Do you see what’s so hurtful here? I gave up everything – I gave up med school! – to become frum, and the Torah is my life – but these people would never marry their family to me. But to a rich doctor – well, who cares if he isn’t frum, let’s snatch him up!

Like I said, I’m deeply happy in my marriage, and I wouldn’t *want* to marry someone from that community if that’s the way he was raised – but it DOES hurt to be so clearly second class in their eyes. To witness their hypocritical behavior and know – they look down on *me*?

6 comments on “The Pain of Being Attacked

  1. It seems that 200 Modern Orthodox Rabbis signed a proclamation decreeing that homosexuals and lesbians be treated with dignity and respect.

    When will hundreds of Orthodox Rabbis sign a proclamation decreeing that Sephardim and Baalei Teshuvah be treated with dignity and respect?

  2. Sometimes, BTs contribute to this by writing and talking as if they are suffering from a religious inferiority complex. The most recent issue of Mishpacha’s family section contained such an article. One wonders what the Avos, Moshe Rabbeinu, R Akiva and Resh Lakish, among other famous BTs, would have thought of such an article, which IMO, reinforced the myth that a BT is religiously inferior to a FFB because he or she did not grow up in a FFB milieu and must eradicate any connection to their past, despite the fact that such a course is only of two suggested courses of behavior for a BT-eradicate one’s past or integrate one’s past.

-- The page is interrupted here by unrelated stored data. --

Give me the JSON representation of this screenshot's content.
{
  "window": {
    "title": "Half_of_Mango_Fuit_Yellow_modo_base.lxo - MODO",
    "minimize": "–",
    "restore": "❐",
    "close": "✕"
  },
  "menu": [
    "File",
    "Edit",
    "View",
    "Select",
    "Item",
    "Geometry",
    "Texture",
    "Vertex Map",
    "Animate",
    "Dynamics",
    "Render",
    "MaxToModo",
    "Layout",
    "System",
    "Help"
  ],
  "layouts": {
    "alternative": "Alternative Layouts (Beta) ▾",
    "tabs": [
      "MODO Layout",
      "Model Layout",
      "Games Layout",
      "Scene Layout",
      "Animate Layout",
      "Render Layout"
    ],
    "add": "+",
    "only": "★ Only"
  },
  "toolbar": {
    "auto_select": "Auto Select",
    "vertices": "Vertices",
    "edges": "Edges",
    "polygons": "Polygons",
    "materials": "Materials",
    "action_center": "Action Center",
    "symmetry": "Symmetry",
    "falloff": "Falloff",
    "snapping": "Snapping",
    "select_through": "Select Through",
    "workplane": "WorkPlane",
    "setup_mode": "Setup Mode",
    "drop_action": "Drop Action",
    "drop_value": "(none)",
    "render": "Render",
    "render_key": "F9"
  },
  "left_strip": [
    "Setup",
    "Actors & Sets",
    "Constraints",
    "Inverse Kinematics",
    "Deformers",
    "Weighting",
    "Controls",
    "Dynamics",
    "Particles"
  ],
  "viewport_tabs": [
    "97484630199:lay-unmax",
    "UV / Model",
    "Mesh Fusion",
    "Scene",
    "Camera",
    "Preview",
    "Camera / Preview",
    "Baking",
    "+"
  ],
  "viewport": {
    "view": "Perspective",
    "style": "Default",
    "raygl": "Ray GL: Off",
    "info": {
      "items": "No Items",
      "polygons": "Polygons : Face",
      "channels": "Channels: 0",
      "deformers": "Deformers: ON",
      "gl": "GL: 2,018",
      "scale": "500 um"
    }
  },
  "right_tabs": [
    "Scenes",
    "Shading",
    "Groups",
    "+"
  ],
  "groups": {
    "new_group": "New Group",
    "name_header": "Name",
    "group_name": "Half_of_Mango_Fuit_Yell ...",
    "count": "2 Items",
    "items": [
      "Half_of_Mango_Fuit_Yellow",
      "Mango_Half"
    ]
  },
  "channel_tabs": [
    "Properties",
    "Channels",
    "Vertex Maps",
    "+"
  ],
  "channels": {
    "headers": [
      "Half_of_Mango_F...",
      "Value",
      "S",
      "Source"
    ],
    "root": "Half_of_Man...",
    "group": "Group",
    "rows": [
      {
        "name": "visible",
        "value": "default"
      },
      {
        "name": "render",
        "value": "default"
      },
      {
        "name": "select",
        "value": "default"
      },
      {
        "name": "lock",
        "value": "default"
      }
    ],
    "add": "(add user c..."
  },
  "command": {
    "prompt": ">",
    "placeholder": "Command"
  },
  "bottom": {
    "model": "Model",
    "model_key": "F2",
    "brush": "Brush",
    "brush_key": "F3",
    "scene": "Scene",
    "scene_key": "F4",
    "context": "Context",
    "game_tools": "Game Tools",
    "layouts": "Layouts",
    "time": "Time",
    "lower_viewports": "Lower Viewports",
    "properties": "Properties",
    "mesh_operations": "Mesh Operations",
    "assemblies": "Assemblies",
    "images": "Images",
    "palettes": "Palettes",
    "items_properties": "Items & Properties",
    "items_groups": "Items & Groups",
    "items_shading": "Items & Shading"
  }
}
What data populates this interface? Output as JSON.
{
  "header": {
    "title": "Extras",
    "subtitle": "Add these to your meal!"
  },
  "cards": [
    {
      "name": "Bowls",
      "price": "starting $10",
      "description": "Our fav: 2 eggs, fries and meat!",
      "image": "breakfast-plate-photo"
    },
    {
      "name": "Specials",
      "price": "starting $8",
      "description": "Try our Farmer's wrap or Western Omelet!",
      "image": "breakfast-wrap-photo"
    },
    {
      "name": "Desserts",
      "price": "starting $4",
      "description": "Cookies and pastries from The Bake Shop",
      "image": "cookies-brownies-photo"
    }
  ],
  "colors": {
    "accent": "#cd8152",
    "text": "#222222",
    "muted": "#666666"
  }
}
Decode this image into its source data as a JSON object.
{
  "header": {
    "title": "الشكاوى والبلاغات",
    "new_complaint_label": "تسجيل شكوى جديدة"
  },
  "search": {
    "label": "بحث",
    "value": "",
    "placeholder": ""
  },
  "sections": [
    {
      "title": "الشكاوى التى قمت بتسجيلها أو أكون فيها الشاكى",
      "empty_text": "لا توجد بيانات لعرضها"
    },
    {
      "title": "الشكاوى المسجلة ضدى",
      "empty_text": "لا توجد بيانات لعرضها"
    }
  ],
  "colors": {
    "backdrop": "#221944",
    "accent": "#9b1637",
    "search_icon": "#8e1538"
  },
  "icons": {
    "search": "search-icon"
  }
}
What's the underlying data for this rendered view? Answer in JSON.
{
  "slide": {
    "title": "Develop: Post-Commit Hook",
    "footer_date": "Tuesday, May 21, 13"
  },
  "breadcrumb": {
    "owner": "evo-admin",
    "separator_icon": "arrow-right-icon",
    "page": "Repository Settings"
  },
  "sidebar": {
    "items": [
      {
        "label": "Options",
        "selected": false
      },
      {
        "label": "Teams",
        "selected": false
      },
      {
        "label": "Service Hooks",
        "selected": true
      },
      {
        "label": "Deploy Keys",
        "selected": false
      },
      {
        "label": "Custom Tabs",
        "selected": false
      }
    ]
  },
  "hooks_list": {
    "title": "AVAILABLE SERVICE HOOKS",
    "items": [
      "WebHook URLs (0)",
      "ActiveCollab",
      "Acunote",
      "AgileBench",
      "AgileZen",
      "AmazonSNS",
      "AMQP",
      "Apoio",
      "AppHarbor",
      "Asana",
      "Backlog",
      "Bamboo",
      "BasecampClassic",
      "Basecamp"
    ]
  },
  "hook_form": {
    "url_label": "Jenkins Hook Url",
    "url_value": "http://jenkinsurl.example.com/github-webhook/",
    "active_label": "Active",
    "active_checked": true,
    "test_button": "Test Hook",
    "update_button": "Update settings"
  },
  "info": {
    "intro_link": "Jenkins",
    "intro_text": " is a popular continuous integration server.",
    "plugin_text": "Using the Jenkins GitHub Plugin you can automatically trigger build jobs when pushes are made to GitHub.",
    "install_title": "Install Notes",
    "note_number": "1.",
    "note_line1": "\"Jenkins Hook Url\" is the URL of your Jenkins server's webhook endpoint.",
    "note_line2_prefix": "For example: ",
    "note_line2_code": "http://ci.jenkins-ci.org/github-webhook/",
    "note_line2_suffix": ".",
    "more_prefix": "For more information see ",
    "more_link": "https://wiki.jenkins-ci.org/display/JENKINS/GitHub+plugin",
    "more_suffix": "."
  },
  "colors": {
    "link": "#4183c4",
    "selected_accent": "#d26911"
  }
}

  3. Shavua Tov. I am writing this from Israel and still don’t understand why being a BT is like having the Mark of Cain. I am 51, an ex-American living in Israel for 22 years. Just 2 years ago I started to be religious and just did not know where to fit in. I study with different people from charedim to the dati leumi spectrum. Frankly, it looks to me that BTs bring an excitement to Judaism that you just don’t feel in FFB spheres. Going the shidduch route, it looks more to me like the FFBs should be chasing the BTs. But we do live in an upside down world until Moshiach comes. However, as a people we do love to place each other in different boxes. Very unfortunate for us. Finding a good zivug for yourself or your kids comes with a lot of prayer.

    However as far as the author’s reference to giving up everything to be religious, I will comment with a personal story. I am learning Rambam Yomi online and I meet with a charedi rabbi who checks me weekly. I said to him in Hebrew a couple of weeks ago, “Kvod Ha-Rav, You were born to a religious family? Right?”. He answered “YES”. “Why did Hashem put me in a non-religious family in New Jersey, put me in a situation that I moved to Israel with no Hebrew, raised two non-religious kids, and only at age 51 put the idea to become religious in my head such that to learn a page of Rambam is like climbing Mt. Everest.” He looked at me and said, “Why did Hashem put me in a simple religious family that I had to scrape my way up the religious ladder and not been born a son of the Gadol HaDor where everything in my life would have been pre-programmed”. I looked at him, smiled, and said TOUCHE.

  4. Some FFBs are truly very welcoming and supportive and hold no prejudices. Some are not.

    Frankly, there are BTs who look down on FFBs, too because of their lack of secular education or different parenting style (not better or worse, but often very different), for example.

    If everyone – both BTs and FFBs ditched their preconceptions, maybe we’d halve the shidduch crisis. I’ve lost count on how many people turned to me after their engagement and said, “I had to wait this long because it was only after I got desperate that I was open to date people who lacked some totally unimportant quality that I’d had my heart set on initially.”

    There’s a reason that all the girls switched dresses on Tu B’Av. You have to look at the girl herself, her middos, her personality, not how much money her family can offer, who her grandparents/parents/whatever were, where she grew up, etc.

  5. These 4 questions were copied exactly from
    a real shidduch application form:

    6. FFB (Frum -from-birth) or BT(Baal-Teshuvah)

    16. Parents: Frum, Baalei Teshuva?

    18. Grandparents? Living? Frum/Baalei Teshuva? Where from?

    20. Would the person consider marrying a BT, divorcee, widow(er) or someone who has children?